My grandmother stopped to clear her throat. Brigitte grabbed my fingers and held them tightly as she rolled on her side.

"Is Atie in her room?" yelled my grandmother.

"She is out!" I shouted back.

Brigitte shrieked, trying to scream along.

"Is there something you want to say to your mother?"

"No!"

The recorder clicked to a stop.

"Any more you want to say?" asked my grandmother.

"I think we've already said enough."

In the distance, the bells tolled, announcing Dessalines's funeral. Tante Atie stumbled into her room, her body rocking from side to side. She lowered herself to the ground, her large feet barely sidestepping my outstretched leg and Brig-itte s toes. Tante Atie's eyes were red; she blinked quickly trying to keep them open. She snapped her fingers and made faces at Brigitte, to get her attention.

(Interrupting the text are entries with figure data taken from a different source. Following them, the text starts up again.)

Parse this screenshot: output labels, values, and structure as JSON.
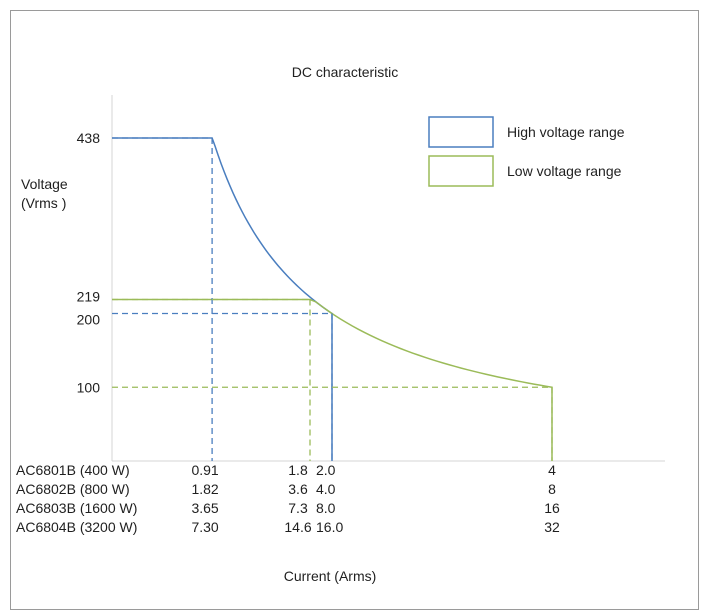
{
  "chart_data": {
    "type": "line",
    "title": "DC characteristic",
    "xlabel": "Current (Arms)",
    "ylabel": [
      "Voltage",
      "(Vrms )"
    ],
    "y_ticks": [
      "438",
      "219",
      "200",
      "100"
    ],
    "models": [
      {
        "name": "AC6801B (400 W)",
        "ticks": [
          "0.91",
          "1.8",
          "2.0",
          "4"
        ]
      },
      {
        "name": "AC6802B (800 W)",
        "ticks": [
          "1.82",
          "3.6",
          "4.0",
          "8"
        ]
      },
      {
        "name": "AC6803B (1600 W)",
        "ticks": [
          "3.65",
          "7.3",
          "8.0",
          "16"
        ]
      },
      {
        "name": "AC6804B (3200 W)",
        "ticks": [
          "7.30",
          "14.6",
          "16.0",
          "32"
        ]
      }
    ],
    "x_reference_model": "AC6801B (400 W)",
    "xlim": [
      0,
      5
    ],
    "ylim": [
      0,
      500
    ],
    "series": [
      {
        "name": "High voltage range",
        "color": "#4a7ebf",
        "power_limit_w": 400,
        "max_voltage": 438,
        "max_current": 2.0,
        "points": [
          [
            0,
            438
          ],
          [
            0.91,
            438
          ],
          [
            2.0,
            200
          ],
          [
            2.0,
            0
          ]
        ]
      },
      {
        "name": "Low voltage range",
        "color": "#9bbb59",
        "power_limit_w": 400,
        "max_voltage": 219,
        "max_current": 4.0,
        "points": [
          [
            0,
            219
          ],
          [
            1.8,
            219
          ],
          [
            4.0,
            100
          ],
          [
            4.0,
            0
          ]
        ]
      }
    ],
    "reference_lines": [
      {
        "series": "High voltage range",
        "x": 0.91,
        "y": 438
      },
      {
        "series": "High voltage range",
        "x": 2.0,
        "y": 200
      },
      {
        "series": "Low voltage range",
        "x": 1.8,
        "y": 219
      },
      {
        "series": "Low voltage range",
        "x": 4.0,
        "y": 100
      }
    ],
    "legend_position": "top-right",
    "grid": false
  }
}
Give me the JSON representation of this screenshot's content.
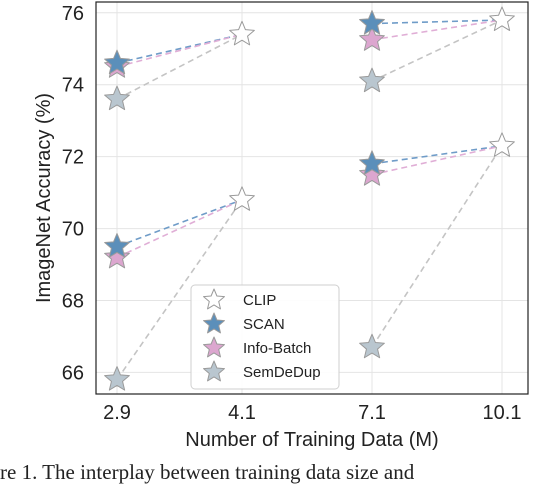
{
  "chart_data": {
    "type": "scatter",
    "xlabel": "Number of Training Data (M)",
    "ylabel": "ImageNet Accuracy (%)",
    "categories": [
      "2.9",
      "4.1",
      "7.1",
      "10.1"
    ],
    "ylim": [
      65.4,
      76.3
    ],
    "yticks": [
      66,
      68,
      70,
      72,
      74,
      76
    ],
    "grid": true,
    "legend_position": "lower-left",
    "marker": "star",
    "series": [
      {
        "name": "CLIP",
        "color": "#ffffff",
        "edge": "#9a9a9a",
        "line_color": null,
        "points": [
          [
            "4.1",
            75.4
          ],
          [
            "10.1",
            75.8
          ],
          [
            "4.1",
            70.8
          ],
          [
            "10.1",
            72.3
          ]
        ]
      },
      {
        "name": "SCAN",
        "color": "#5b8fba",
        "edge": "#9a9a9a",
        "line_color": "#6f9cc8",
        "points": [
          [
            "2.9",
            74.6
          ],
          [
            "7.1",
            75.7
          ],
          [
            "2.9",
            69.5
          ],
          [
            "7.1",
            71.8
          ]
        ]
      },
      {
        "name": "Info-Batch",
        "color": "#dca6cf",
        "edge": "#9a9a9a",
        "line_color": "#e0aed6",
        "points": [
          [
            "2.9",
            74.5
          ],
          [
            "7.1",
            75.25
          ],
          [
            "2.9",
            69.2
          ],
          [
            "7.1",
            71.5
          ]
        ]
      },
      {
        "name": "SemDeDup",
        "color": "#b9c6cf",
        "edge": "#9a9a9a",
        "line_color": "#c4c4c4",
        "points": [
          [
            "2.9",
            73.6
          ],
          [
            "7.1",
            74.1
          ],
          [
            "2.9",
            65.8
          ],
          [
            "7.1",
            66.7
          ]
        ]
      }
    ],
    "connectors": [
      {
        "series": "SCAN",
        "from": [
          "2.9",
          74.6
        ],
        "to": [
          "4.1",
          75.4
        ]
      },
      {
        "series": "SCAN",
        "from": [
          "7.1",
          75.7
        ],
        "to": [
          "10.1",
          75.8
        ]
      },
      {
        "series": "SCAN",
        "from": [
          "2.9",
          69.5
        ],
        "to": [
          "4.1",
          70.8
        ]
      },
      {
        "series": "SCAN",
        "from": [
          "7.1",
          71.8
        ],
        "to": [
          "10.1",
          72.3
        ]
      },
      {
        "series": "Info-Batch",
        "from": [
          "2.9",
          74.5
        ],
        "to": [
          "4.1",
          75.4
        ]
      },
      {
        "series": "Info-Batch",
        "from": [
          "7.1",
          75.25
        ],
        "to": [
          "10.1",
          75.8
        ]
      },
      {
        "series": "Info-Batch",
        "from": [
          "2.9",
          69.2
        ],
        "to": [
          "4.1",
          70.8
        ]
      },
      {
        "series": "Info-Batch",
        "from": [
          "7.1",
          71.5
        ],
        "to": [
          "10.1",
          72.3
        ]
      },
      {
        "series": "SemDeDup",
        "from": [
          "2.9",
          73.6
        ],
        "to": [
          "4.1",
          75.4
        ]
      },
      {
        "series": "SemDeDup",
        "from": [
          "7.1",
          74.1
        ],
        "to": [
          "10.1",
          75.8
        ]
      },
      {
        "series": "SemDeDup",
        "from": [
          "2.9",
          65.8
        ],
        "to": [
          "4.1",
          70.8
        ]
      },
      {
        "series": "SemDeDup",
        "from": [
          "7.1",
          66.7
        ],
        "to": [
          "10.1",
          72.3
        ]
      }
    ]
  },
  "caption_fragment": "re 1.  The interplay between training data size and"
}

"Are you all right?" I asked her.

"Fine, good."

Her breath smelled like rum. She stretched her body out on the floor and within a few seconds, fell asleep.

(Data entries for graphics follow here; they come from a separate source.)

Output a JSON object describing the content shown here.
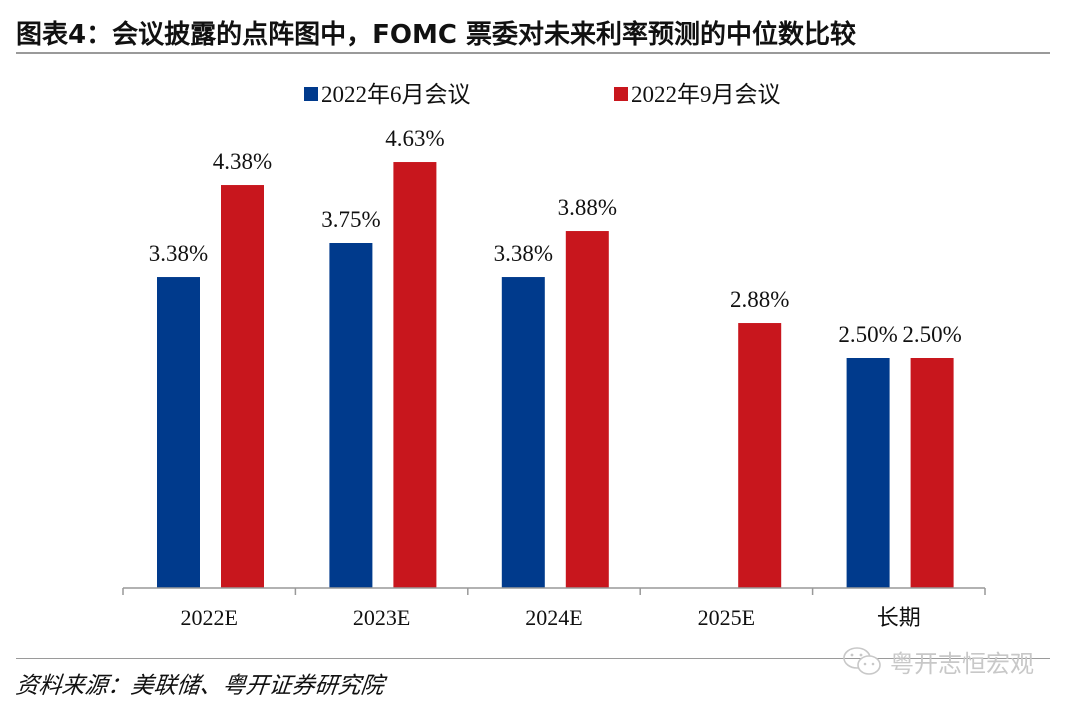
{
  "title": "图表4：会议披露的点阵图中，FOMC 票委对未来利率预测的中位数比较",
  "source": "资料来源：美联储、粤开证券研究院",
  "watermark": "粤开志恒宏观",
  "colors": {
    "june": "#003A8C",
    "september": "#C8161D",
    "axis": "#999999"
  },
  "chart_data": {
    "type": "bar",
    "title": "图表4：会议披露的点阵图中，FOMC 票委对未来利率预测的中位数比较",
    "xlabel": "",
    "ylabel": "",
    "categories": [
      "2022E",
      "2023E",
      "2024E",
      "2025E",
      "长期"
    ],
    "series": [
      {
        "name": "2022年6月会议",
        "values": [
          3.38,
          3.75,
          3.38,
          null,
          2.5
        ],
        "labels": [
          "3.38%",
          "3.75%",
          "3.38%",
          "",
          "2.50%"
        ]
      },
      {
        "name": "2022年9月会议",
        "values": [
          4.38,
          4.63,
          3.88,
          2.88,
          2.5
        ],
        "labels": [
          "4.38%",
          "4.63%",
          "3.88%",
          "2.88%",
          "2.50%"
        ]
      }
    ],
    "ylim": [
      0,
      5.4
    ],
    "grid": false,
    "legend": "top-center",
    "unit": "%"
  }
}
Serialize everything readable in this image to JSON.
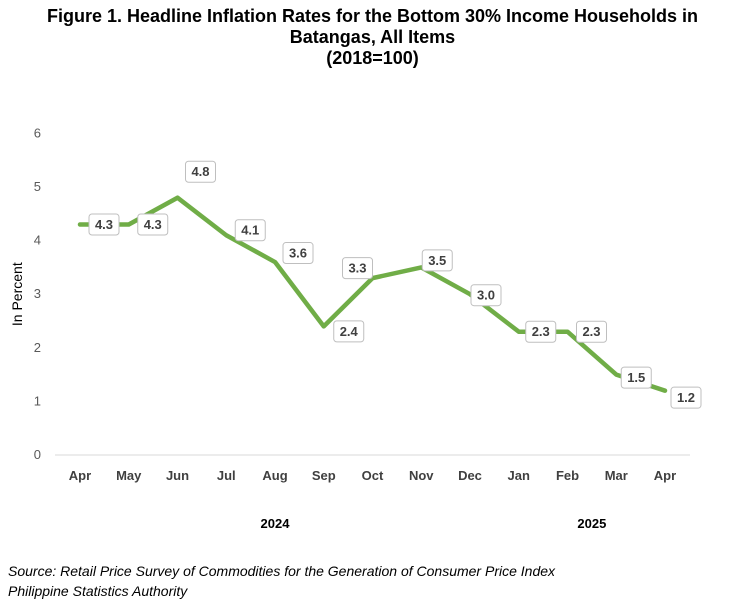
{
  "title": {
    "line1": "Figure 1. Headline Inflation Rates for the Bottom 30% Income Households in",
    "line2": "Batangas, All Items",
    "line3": "(2018=100)"
  },
  "source": {
    "line1": "Source: Retail Price Survey of Commodities for the Generation of Consumer Price Index",
    "line2": "Philippine Statistics Authority"
  },
  "chart_data": {
    "type": "line",
    "ylabel": "In Percent",
    "xlabel": "",
    "ylim": [
      0,
      6
    ],
    "yticks": [
      0,
      1,
      2,
      3,
      4,
      5,
      6
    ],
    "categories": [
      "Apr",
      "May",
      "Jun",
      "Jul",
      "Aug",
      "Sep",
      "Oct",
      "Nov",
      "Dec",
      "Jan",
      "Feb",
      "Mar",
      "Apr"
    ],
    "year_groups": [
      {
        "label": "2024",
        "from": 0,
        "to": 8
      },
      {
        "label": "2025",
        "from": 9,
        "to": 12
      }
    ],
    "series": [
      {
        "values": [
          4.3,
          4.3,
          4.8,
          4.1,
          3.6,
          2.4,
          3.3,
          3.5,
          3.0,
          2.3,
          2.3,
          1.5,
          1.2
        ],
        "color": "#70ad47"
      }
    ],
    "data_labels": [
      "4.3",
      "4.3",
      "4.8",
      "4.1",
      "3.6",
      "2.4",
      "3.3",
      "3.5",
      "3.0",
      "2.3",
      "2.3",
      "1.5",
      "1.2"
    ],
    "grid": false,
    "legend": "none"
  }
}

She woke up at noon with a panic-stricken look in her eyes.

"My notebook?" she asked. "You seen it?"

I shook my head no. Brigitte was asleep on the bed. I was afraid that Tante Atie's sudden movements would wake her up.

"Maybe the book's in my room," she mumbled, heading for the door.

"Were you drinking?" I asked.

"I drink a little to forget my troubles," she said. "It's no more a vice than the old woman and her tobacco."

She walked out to the yard, splashed some water over her face, then started towards the road.

She came back in the very early morning hours. The voices in the yard kept me awake.

"You can go now," said Tante Atie.

"Let me see you enter," insisted Louise. "That calf of yours, go and rest that calf of yours."

"People do not die from aching calves," said Tante Atie. "You think I am an old lady. I do not need a walking cane."

"Be pleasant, Atie. Go inside."

I heard Tante Atie walk inside.

The bed squealed under her body as she crashed on it. Louise walked home alone in the fading dusk.